The Municipal Alcohol Policy applies to events held on city properties where alcohol is served by holders of a special occasion permit or a valid liquor sales licence with a catering endorsement. City properties include property occupied, leased or licensed by the city. It also includes properties leased or licensed soley to the city and properties leased or licensed out solely by the city to a third party. The staff report, by Acting Medical Officer of Health Dr. Barbara Yaffe, is titled Municipal Alcohol Policy Update on Alcohol and Caffeinated Energy Drinks.
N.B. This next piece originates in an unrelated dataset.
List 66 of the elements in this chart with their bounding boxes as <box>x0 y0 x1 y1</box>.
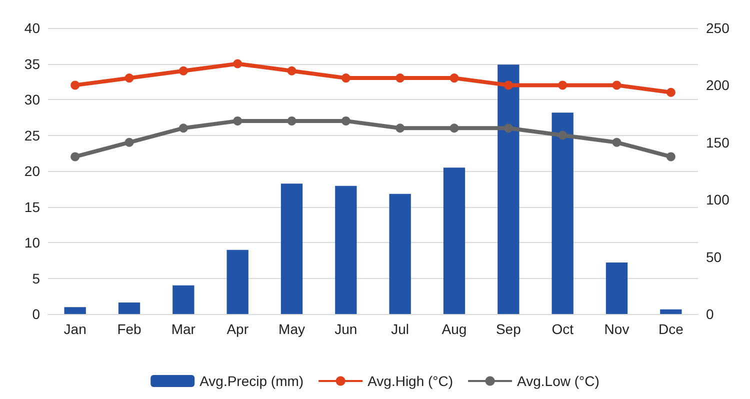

Examples of municipal property subject to the policy include buildings, recreation centres, parks, stadium, public squares and public rights of way.

“The public health community in Ontario has raised concerns related to the likelihood of excessive drinking when consuming alcohol mixed with CEDs and the suggestion that caffeine in energy drinks can mask the symptoms of intoxication, accounting for increased risk-taking behaviour such as impaired driving and violence,” according to the staff report. “Some studies suggest that a combination of alcohol and CEDs masks the depressant effects of alcohol and signs of intoxication. The results of a recent systematic review support an association between consumption of alcohol mixed with CEDs and an increased risk of injury. Further research is required to determine if this is a casual relationship.”

Dr. Yaffe is recommending that the Alcohol and Gaming Commission of Ontario and Smart Serve Ontario “consider updating the Smart Serve” training program to increase awareness of Health Canada’s caution statement not to mix alcohol with caffeinated energy drinks.

Another recommendation on the agenda of the Toronto Board of Health meeting is that City Council be asked to require organizers of events subject to the Municipal Alcohol Policy “to raise awareness of Health Canada’s caution statement with event bartenders.” Staff are also recommending that City Council “request event organizers to consider not selling and/or not distributing caffeinated energy drinks with alcohol.”